People who are unfamiliar with this species tend to confuse it with the Northern Cardinal. I’ve heard this bird referred to from time to time as the “Black Cardinal.” It’s not a Cardinal and it is not closely related to that species. Rather, it’s a flycatcher that happens to sport a crest. Nor is it really black. Male Phainopeplas may look black but in the right light their iridescent plumage shows up as a rich, deep blue-green. Female Phainopeplas have pewter gray plumage.
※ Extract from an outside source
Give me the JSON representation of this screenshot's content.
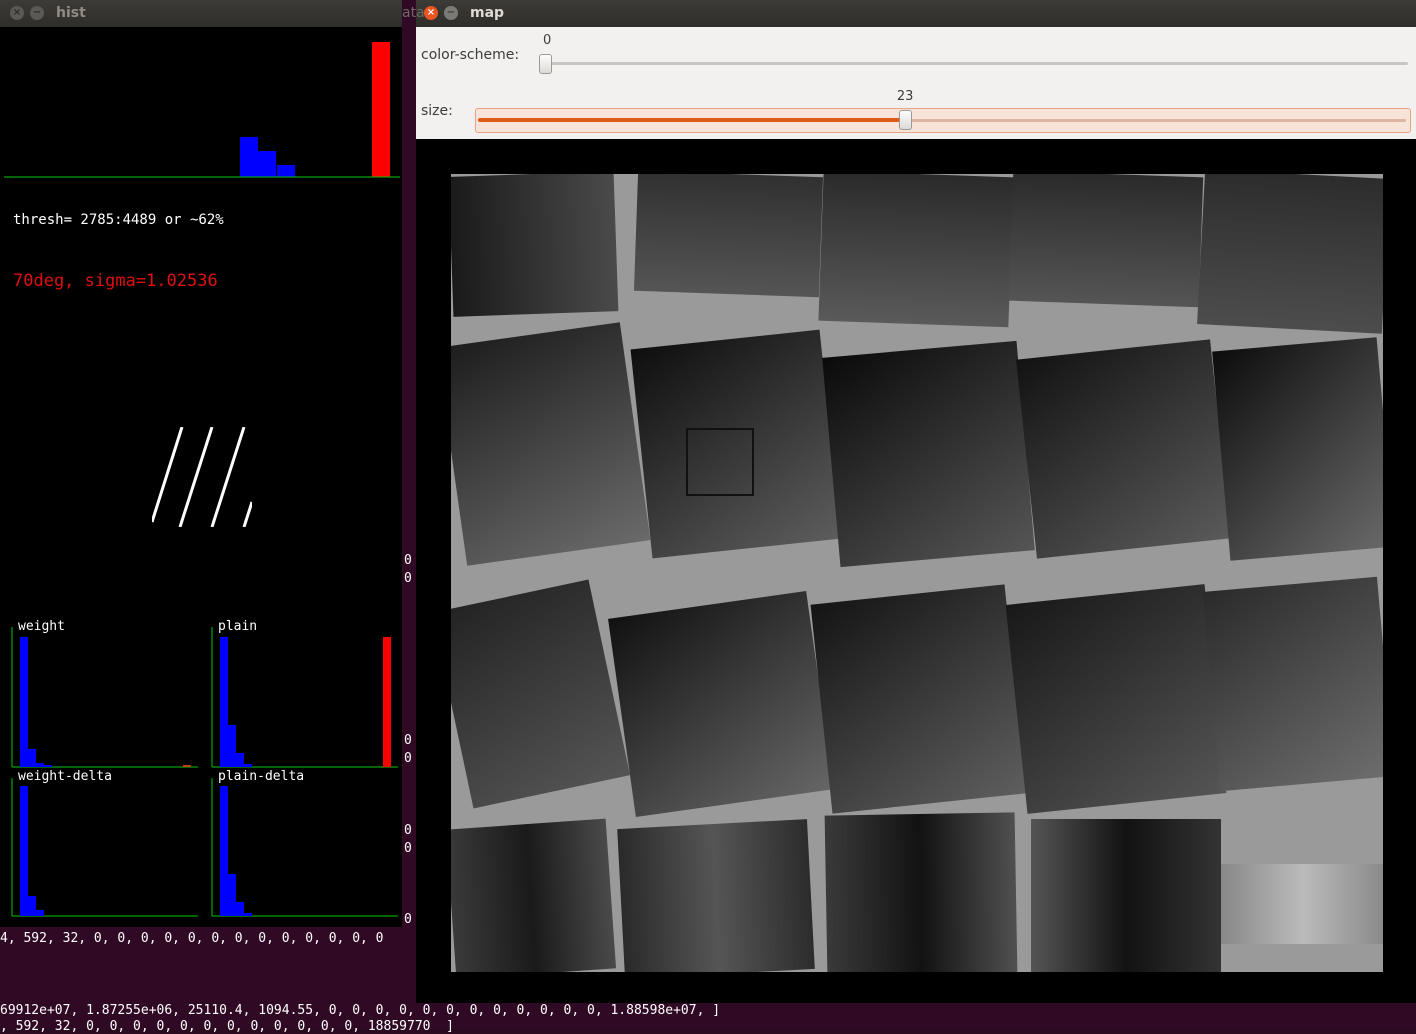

In warm weather Phainopeplas are perch hunters like all flycatchers. Typically, one of these birds will stake out a home base on a tree limb or twig and make forays from that perch, seizing insects in flight. As with all flycatchers, Phainopeplas have acute vision and are agile fliers.
They change their feeding habits in winter and this distinguishes them from other flycatchers. In winter, these birds eat the berries of mistletoe plants. A Phainopepla will find a tree — often, a mesquite — that is infested with mistletoe and claim territorial rights to it. It will remain on or very close to that tree, making frequent trips to the nearest mistletoe plant on the tree in order to harvest berries.
Typically, Phainopeplas inhabit open country, including the desert around Tucson. They’ve also urbanized. The neighborhoods in and around Tucson are full of these birds.
Images made with a Canon 5Div, 100-400mm ISII zoom lens, aperture priority setting, ISO 500, f7.1 @ 1/1600.